Amazon a conclu un accord avec les autorités américaines pour solder une affaire dans laquelle il était accusé d'avoir privé des victimes d'usurpation d'identité des informations cruciales pour leur défense. L'entreprise versera une pénalité de 2,25 millions de dollars, selon les informations disponibles.

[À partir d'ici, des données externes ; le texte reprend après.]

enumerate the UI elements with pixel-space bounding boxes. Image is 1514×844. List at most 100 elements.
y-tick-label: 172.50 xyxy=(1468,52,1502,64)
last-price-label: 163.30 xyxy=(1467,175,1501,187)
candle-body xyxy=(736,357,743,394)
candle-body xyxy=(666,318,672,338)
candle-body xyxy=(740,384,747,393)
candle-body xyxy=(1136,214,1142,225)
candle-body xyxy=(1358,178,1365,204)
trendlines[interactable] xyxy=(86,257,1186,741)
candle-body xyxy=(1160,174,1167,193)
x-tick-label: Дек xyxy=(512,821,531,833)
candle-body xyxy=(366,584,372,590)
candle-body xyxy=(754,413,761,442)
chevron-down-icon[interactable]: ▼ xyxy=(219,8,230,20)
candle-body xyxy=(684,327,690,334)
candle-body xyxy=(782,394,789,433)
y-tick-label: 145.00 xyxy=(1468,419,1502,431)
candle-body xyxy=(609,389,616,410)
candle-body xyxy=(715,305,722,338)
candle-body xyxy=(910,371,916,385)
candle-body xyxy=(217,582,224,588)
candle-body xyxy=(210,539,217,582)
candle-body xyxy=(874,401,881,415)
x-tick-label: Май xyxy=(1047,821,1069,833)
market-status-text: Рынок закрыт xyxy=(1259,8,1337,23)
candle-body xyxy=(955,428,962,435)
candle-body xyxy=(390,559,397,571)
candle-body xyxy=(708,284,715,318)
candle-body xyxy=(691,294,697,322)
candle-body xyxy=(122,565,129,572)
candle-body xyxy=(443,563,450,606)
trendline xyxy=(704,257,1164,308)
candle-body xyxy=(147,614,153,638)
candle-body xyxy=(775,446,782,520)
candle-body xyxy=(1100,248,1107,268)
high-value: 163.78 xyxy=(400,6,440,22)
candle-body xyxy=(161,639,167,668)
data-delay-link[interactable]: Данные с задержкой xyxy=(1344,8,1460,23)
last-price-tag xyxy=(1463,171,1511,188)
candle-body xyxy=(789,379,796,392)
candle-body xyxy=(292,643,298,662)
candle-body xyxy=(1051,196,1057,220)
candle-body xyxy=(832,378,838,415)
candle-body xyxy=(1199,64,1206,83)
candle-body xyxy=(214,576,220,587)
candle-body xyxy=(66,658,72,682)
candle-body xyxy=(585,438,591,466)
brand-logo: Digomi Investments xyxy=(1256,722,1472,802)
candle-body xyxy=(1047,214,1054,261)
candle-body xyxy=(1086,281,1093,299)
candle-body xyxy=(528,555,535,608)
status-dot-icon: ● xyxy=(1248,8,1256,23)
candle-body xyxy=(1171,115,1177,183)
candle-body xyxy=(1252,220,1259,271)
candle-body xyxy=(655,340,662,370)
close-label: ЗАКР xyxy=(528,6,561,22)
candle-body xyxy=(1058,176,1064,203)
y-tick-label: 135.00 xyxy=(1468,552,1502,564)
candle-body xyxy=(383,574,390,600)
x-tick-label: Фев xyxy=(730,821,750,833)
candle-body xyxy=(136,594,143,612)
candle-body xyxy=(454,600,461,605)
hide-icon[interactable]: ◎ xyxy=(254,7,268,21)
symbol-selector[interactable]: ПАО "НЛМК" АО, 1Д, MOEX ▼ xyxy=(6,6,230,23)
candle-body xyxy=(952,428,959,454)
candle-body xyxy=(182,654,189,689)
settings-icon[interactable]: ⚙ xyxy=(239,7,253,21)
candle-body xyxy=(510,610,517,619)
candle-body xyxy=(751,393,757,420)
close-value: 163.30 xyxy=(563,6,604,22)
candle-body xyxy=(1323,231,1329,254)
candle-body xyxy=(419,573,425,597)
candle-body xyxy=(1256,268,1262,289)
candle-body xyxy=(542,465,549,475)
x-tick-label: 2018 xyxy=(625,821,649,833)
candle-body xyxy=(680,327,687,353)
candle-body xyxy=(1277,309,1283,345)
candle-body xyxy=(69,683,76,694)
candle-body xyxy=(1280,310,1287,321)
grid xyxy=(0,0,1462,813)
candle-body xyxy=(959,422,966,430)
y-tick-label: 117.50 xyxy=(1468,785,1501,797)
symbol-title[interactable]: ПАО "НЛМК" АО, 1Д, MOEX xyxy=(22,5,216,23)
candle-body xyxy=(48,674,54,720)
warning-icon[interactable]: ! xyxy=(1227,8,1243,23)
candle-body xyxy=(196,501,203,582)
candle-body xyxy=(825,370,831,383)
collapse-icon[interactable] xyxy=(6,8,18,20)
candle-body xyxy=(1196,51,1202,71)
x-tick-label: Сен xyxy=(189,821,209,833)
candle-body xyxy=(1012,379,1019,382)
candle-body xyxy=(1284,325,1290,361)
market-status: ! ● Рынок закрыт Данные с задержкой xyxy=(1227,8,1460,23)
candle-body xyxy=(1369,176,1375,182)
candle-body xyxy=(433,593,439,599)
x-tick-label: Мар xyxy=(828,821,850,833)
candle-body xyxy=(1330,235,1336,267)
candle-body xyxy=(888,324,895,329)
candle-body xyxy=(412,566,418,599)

Des accusations de rétention de preuves
L'affaire, portée par la Commission fédérale du commerce (FTC), reprochait à Amazon de ne pas avoir fourni à des personnes victimes d'usurpation d'identité les preuves dont elles avaient besoin pour prouver leur bonne foi auprès de créanciers ou d'agences de crédit. Concrètement, lorsque des fraudeurs ouvraient des comptes ou effectuaient des achats en utilisant l'identité de tiers, Amazon était sommé de remettre les documents liés à ces transactions aux victimes qui en faisaient la demande. L'entreprise aurait omis de le faire dans de nombreux cas, compliquant les procédures de signalement et de contestation.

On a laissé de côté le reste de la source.